SNAP: Funding for Supplemental Nutritional Assistance Program (SNAP) would be reduced by approximately $200 billion over ten years. The budget would “rebalance” the State-Federal partnership for SNAP benefits, requiring a 10 percent match from states beginning in 2020 and increasing to 25 percent by 2023. The budget also includes reforms to “tighten eligibility and encourage work”, including by limiting the Earned Income Tax Credit (EITC) and the Child Tax Credit (CTC) to those who have social security numbers valid to work in the United States. 
Housing: The budget would cut Department of Housing and Urban Development (HUD) by approximately $6.2 billion over ten years. It would cut funding to the Housing Trust Fund, saving $1.12 billion over ten years.
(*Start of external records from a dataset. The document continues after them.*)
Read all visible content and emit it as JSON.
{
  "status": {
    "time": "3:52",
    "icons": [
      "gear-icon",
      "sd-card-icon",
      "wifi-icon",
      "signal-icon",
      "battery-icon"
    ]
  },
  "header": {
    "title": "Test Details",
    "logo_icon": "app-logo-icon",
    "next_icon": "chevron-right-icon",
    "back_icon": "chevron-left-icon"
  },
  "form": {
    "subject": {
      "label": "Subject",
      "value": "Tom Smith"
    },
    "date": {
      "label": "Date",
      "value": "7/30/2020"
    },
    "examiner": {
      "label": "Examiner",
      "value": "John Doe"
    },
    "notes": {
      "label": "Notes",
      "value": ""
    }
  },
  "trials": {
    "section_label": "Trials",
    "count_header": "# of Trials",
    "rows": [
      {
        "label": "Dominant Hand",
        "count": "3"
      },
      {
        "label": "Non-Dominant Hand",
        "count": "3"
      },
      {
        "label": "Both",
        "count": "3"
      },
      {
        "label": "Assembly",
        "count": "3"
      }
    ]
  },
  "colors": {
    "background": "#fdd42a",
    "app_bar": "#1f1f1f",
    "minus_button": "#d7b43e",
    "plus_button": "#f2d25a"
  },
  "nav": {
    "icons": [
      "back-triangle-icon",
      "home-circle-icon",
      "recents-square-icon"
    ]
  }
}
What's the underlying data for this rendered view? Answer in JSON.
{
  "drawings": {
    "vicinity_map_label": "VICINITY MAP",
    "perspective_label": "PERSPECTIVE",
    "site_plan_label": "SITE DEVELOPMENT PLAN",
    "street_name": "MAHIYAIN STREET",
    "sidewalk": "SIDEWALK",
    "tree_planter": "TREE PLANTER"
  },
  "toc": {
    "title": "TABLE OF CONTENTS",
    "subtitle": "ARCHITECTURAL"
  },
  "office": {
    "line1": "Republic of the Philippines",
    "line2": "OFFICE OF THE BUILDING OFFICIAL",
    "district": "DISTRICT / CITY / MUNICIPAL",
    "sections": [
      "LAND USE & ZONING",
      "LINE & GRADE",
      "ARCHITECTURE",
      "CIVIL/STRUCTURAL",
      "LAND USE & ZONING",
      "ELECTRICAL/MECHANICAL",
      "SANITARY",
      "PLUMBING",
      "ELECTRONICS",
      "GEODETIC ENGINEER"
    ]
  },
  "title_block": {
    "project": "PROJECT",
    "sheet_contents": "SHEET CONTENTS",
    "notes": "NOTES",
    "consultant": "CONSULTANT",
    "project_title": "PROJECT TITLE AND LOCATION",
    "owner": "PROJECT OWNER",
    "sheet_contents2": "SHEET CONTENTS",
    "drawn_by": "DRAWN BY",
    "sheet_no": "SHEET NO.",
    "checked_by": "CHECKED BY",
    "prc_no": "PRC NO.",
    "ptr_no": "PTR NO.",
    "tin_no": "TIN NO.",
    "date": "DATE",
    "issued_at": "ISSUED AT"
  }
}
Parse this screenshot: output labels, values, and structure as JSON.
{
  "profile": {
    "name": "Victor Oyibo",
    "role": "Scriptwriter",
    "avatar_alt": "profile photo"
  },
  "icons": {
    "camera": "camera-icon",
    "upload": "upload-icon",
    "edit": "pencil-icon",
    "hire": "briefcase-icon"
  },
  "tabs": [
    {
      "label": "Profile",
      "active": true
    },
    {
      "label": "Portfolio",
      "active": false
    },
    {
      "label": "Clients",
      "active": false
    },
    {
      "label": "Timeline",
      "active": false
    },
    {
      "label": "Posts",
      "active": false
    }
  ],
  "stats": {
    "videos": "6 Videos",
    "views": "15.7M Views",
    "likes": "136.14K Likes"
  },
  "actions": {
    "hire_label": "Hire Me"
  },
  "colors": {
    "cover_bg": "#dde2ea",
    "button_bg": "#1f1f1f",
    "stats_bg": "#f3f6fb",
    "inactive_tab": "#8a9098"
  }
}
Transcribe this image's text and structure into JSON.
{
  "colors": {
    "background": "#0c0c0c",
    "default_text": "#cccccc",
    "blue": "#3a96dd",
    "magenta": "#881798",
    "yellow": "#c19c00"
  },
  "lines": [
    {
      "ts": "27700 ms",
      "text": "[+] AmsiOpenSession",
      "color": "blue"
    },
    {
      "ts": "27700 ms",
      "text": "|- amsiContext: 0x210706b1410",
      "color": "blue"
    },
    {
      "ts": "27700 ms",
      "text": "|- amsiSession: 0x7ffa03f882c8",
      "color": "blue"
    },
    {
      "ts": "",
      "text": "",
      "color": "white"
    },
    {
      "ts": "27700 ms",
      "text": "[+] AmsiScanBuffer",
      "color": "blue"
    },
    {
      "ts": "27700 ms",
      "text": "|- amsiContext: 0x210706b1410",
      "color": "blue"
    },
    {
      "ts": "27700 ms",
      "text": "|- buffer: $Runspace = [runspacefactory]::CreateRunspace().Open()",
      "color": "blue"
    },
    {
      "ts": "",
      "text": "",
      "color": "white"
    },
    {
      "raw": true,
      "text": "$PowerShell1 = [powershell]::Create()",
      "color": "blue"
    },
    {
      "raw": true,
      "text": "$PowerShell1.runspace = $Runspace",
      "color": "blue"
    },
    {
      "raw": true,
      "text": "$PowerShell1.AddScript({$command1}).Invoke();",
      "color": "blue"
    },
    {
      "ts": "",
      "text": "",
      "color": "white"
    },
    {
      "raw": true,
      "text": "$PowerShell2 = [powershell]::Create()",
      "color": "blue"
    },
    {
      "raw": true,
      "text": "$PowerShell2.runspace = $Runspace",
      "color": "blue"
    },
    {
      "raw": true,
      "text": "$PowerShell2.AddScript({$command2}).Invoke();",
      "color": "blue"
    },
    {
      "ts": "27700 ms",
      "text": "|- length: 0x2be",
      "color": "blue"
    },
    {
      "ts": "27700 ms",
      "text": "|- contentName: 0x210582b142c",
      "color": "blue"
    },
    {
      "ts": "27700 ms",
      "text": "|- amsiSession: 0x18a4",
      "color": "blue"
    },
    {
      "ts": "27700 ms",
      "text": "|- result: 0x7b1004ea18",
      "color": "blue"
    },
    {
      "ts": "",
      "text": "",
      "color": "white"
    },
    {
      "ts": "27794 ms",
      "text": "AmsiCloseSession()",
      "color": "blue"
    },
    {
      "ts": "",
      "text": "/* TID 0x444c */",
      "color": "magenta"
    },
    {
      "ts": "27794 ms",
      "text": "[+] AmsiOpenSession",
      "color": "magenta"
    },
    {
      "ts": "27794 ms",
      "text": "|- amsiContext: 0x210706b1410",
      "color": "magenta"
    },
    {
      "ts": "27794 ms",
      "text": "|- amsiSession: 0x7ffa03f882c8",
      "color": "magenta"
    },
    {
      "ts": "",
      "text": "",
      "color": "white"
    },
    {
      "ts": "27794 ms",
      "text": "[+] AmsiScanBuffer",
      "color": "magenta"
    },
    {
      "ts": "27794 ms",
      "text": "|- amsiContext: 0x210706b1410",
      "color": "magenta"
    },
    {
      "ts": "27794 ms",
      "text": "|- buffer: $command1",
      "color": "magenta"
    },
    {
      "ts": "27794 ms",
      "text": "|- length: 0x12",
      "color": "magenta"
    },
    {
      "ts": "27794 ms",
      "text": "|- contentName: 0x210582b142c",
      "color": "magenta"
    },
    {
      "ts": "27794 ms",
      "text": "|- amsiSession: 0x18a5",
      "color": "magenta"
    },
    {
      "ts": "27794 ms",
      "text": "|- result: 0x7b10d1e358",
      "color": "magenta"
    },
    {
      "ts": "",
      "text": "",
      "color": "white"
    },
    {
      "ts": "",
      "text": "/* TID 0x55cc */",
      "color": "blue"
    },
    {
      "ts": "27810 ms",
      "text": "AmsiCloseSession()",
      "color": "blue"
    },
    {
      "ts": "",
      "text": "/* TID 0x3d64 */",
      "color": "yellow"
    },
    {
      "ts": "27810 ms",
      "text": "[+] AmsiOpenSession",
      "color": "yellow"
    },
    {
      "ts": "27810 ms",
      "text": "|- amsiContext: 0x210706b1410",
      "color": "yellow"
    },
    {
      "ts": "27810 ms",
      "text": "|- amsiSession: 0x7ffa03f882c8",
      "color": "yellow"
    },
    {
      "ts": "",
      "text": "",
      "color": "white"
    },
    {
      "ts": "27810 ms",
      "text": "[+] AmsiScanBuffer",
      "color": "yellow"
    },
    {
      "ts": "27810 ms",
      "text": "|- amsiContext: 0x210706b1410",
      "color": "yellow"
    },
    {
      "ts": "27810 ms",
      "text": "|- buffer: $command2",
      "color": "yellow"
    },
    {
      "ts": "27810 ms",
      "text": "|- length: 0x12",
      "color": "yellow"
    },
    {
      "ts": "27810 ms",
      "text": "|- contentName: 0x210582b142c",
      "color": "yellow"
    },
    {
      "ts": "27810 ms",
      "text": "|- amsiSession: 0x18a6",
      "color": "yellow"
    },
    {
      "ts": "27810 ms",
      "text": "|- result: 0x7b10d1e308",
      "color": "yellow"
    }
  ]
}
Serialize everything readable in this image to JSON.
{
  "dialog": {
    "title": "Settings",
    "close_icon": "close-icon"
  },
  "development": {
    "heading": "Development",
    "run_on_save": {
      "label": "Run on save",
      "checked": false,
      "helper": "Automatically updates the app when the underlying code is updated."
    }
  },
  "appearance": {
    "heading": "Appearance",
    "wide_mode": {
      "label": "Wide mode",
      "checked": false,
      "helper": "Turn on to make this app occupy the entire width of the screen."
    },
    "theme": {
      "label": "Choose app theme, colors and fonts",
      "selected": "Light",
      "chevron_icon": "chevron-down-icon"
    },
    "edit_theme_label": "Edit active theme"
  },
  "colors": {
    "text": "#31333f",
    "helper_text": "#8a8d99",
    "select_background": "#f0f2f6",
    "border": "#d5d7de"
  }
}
However, the budget does retain current funding levels for certain fair housing initiatives.
Office of Disability Employment Policy (ODEP): The budget would reduce funding for ODEP by $10.9 million in 2018. ODEP would join in the demonstration project jointly funded by the Social Security Administration aimed at returning recently ill, injured, or disabled employees to work. The budget directs ODEP to eliminate “less critical” technical assistance grants, but does not go into detail on which grants will be eliminated.